Ich konnte das nicht. Es war nichts gut genug. Irgendetwas fand John immer, dass nicht angemessen war. Der Schmerz drohte mich zu überwältigen. Drei Jahre lang war es her, seitdem ich etwas veröffentlicht hatte.

Drei verdammte Jahre. Und jedes Jahr wurde es schwieriger auf dieses Blattpapier zu blicken und zu wissen, dass man alles haben konnte, doch zu schwach war. Zu schwach, um auf dieses Blatt zu blicken und zu lächeln.

Stolz zu sein. Es war weit weg. Dieses Gefühl stolz zu sein, etwas erschaffen zu haben. Vor drei Jahren hatte er gestrahlt, als er an sie gedacht hatte. Jetzt war da nur noch Schmerz. Der ihn drohte aufzufressen. Hochzukochen.

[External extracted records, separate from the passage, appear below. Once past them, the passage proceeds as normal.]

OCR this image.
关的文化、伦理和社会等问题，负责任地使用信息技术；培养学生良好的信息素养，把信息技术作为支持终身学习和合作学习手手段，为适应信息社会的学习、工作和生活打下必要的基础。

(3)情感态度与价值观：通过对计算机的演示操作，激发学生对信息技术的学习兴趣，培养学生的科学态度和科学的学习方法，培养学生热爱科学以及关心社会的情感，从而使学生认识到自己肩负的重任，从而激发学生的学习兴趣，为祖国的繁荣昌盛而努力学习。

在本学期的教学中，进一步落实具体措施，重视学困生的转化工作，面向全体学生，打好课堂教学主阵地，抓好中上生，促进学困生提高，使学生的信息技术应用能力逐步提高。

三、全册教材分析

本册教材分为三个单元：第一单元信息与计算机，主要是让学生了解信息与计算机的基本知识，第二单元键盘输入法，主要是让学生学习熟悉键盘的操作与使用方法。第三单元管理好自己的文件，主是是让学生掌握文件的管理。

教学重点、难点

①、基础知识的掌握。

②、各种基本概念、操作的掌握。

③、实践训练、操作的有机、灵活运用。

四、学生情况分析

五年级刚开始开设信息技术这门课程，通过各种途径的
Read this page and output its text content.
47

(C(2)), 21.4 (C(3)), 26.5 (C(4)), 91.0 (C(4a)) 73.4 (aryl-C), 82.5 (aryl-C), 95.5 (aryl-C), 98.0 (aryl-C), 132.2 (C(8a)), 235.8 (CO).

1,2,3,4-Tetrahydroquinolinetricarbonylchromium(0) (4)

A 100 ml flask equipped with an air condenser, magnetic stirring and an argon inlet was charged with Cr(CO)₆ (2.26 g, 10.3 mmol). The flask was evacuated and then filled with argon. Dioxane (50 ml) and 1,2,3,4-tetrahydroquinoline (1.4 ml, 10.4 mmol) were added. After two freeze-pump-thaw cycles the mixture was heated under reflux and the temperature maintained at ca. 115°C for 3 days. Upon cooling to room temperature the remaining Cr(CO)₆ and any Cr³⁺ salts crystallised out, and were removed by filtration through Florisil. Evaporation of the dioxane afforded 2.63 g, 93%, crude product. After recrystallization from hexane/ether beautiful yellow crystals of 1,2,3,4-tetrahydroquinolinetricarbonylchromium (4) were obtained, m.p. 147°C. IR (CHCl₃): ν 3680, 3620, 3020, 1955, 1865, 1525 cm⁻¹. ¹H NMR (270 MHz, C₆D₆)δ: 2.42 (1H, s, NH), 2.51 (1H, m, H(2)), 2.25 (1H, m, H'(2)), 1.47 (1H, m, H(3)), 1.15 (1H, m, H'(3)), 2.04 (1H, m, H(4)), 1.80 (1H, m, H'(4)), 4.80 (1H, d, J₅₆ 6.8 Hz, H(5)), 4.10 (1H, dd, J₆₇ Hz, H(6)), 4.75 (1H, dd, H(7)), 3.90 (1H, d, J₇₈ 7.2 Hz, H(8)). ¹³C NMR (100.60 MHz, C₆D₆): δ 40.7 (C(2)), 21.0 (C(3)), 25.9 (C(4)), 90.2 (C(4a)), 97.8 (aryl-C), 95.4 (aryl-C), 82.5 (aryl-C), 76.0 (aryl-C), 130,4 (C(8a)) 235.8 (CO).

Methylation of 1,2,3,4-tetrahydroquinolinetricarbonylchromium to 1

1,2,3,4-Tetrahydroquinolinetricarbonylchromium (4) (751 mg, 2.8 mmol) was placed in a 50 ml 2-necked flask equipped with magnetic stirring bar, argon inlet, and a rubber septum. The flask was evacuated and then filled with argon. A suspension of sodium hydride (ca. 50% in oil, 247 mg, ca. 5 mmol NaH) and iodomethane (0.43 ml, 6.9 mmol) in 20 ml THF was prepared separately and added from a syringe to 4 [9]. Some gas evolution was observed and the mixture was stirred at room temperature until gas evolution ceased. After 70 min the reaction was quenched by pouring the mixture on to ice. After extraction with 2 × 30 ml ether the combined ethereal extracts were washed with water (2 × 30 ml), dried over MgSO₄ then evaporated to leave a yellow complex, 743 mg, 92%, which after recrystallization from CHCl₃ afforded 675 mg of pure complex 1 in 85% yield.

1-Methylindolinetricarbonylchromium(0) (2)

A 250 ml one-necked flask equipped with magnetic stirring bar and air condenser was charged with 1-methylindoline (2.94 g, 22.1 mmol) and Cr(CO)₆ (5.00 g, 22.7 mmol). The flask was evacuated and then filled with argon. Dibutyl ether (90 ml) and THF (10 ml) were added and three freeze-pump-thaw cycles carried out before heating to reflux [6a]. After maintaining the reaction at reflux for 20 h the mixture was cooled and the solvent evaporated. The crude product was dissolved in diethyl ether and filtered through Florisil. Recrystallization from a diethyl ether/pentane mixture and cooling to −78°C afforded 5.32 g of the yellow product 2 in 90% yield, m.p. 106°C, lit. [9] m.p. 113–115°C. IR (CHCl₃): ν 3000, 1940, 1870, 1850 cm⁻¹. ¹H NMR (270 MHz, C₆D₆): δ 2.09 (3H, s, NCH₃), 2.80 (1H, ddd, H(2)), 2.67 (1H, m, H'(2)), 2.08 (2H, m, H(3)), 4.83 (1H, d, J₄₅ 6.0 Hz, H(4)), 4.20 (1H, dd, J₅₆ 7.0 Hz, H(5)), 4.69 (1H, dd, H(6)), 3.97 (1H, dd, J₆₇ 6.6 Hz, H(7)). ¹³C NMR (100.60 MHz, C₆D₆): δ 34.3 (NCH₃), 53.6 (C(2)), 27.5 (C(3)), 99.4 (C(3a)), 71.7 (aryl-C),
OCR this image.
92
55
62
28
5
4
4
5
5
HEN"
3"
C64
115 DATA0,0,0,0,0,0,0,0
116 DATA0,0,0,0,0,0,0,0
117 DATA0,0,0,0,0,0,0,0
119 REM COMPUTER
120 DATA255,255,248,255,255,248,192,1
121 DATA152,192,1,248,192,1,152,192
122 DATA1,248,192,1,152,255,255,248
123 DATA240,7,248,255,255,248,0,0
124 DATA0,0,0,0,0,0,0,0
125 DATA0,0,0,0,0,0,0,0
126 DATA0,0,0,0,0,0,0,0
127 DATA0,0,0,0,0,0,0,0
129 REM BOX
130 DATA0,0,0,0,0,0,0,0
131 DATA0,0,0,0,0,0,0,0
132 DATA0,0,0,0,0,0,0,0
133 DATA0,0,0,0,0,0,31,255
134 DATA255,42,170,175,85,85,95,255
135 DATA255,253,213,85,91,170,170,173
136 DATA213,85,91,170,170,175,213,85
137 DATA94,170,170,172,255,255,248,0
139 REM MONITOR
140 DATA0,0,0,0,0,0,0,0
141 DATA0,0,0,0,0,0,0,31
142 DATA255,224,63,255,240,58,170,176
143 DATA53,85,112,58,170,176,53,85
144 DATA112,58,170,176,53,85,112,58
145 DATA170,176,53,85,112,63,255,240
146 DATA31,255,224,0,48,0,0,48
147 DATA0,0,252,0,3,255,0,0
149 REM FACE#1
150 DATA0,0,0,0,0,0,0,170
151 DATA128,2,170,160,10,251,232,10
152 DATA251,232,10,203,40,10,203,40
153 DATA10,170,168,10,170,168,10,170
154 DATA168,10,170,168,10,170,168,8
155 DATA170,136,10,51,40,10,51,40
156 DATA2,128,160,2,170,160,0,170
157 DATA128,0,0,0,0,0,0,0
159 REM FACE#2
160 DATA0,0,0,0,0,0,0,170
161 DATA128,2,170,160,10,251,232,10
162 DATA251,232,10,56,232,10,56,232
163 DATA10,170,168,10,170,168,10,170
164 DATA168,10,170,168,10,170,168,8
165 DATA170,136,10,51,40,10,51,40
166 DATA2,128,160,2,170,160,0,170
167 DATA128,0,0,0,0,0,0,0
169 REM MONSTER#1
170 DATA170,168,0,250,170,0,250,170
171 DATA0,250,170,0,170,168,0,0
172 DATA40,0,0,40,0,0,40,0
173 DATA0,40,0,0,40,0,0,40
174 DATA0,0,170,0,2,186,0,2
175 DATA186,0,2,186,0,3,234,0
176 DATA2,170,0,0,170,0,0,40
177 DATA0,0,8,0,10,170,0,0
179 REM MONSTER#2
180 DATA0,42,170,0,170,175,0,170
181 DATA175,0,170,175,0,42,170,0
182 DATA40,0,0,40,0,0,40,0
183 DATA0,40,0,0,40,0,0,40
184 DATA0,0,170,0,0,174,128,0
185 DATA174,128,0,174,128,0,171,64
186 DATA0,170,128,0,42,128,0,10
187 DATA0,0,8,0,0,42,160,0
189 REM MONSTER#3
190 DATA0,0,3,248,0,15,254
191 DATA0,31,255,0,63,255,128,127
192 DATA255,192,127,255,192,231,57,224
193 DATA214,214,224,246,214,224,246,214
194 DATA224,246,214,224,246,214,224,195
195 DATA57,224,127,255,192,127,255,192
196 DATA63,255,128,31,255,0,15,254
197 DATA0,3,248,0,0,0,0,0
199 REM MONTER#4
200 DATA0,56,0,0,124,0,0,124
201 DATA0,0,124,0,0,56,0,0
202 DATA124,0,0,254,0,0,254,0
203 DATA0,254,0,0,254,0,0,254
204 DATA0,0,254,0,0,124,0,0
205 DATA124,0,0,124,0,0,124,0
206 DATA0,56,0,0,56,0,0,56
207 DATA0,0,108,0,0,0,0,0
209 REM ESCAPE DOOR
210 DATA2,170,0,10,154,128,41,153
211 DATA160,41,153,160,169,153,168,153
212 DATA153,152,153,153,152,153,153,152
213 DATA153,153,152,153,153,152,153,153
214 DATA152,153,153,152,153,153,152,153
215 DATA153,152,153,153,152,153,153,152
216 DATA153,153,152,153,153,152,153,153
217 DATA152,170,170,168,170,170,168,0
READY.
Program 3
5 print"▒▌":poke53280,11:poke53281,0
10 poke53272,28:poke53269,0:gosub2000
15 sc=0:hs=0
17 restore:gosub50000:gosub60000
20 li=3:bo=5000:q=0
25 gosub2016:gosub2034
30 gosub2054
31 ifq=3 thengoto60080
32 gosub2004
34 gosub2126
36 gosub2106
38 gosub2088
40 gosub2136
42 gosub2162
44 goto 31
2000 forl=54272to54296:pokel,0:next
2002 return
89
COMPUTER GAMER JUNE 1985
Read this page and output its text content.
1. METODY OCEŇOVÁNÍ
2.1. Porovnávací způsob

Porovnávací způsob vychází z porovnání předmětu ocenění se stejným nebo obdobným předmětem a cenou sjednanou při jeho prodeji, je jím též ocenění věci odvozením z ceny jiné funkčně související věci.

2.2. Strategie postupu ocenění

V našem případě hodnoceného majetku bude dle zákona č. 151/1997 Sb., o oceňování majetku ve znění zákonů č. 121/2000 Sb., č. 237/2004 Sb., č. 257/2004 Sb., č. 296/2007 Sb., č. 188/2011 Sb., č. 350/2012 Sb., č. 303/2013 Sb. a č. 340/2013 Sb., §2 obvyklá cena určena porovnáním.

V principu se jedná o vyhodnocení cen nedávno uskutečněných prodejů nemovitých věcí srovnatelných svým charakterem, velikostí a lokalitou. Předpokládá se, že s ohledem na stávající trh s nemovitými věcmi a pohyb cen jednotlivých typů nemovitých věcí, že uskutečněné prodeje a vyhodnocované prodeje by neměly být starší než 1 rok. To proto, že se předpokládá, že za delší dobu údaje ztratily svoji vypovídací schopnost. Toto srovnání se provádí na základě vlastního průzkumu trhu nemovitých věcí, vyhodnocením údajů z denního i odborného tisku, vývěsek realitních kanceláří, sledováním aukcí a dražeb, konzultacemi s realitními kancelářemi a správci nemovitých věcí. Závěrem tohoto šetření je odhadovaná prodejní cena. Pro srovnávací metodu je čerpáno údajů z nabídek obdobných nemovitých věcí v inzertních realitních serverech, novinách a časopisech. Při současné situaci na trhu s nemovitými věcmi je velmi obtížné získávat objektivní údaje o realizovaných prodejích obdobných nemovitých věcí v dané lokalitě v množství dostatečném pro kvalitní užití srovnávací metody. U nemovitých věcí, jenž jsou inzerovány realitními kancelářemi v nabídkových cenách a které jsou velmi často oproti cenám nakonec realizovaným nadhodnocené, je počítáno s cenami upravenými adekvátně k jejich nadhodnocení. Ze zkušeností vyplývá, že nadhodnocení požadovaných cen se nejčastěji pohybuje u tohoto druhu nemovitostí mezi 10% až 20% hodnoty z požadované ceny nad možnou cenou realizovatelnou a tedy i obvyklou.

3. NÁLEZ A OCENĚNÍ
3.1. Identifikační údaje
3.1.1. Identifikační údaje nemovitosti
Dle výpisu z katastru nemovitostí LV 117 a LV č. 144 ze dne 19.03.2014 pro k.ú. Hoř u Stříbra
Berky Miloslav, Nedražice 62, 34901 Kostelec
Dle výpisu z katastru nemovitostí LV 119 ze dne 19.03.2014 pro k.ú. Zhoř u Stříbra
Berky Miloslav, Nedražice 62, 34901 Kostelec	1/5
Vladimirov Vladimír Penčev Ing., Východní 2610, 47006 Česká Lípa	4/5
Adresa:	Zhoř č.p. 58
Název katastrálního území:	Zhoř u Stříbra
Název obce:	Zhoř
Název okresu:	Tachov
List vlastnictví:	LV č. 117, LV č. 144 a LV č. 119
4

 Doch das würde er nicht zulassen. Der Schmerz hatte einmal gewonnen. Das würde er nicht wieder. Ich griff in meine Jackentasche und zog eine Plastiktüte heraus und legte mir den Inhalt auf die Zunge. Ich sah auf den Zettel – drei Jahre und so viel hatte sich verändert. Dann schluckte ich.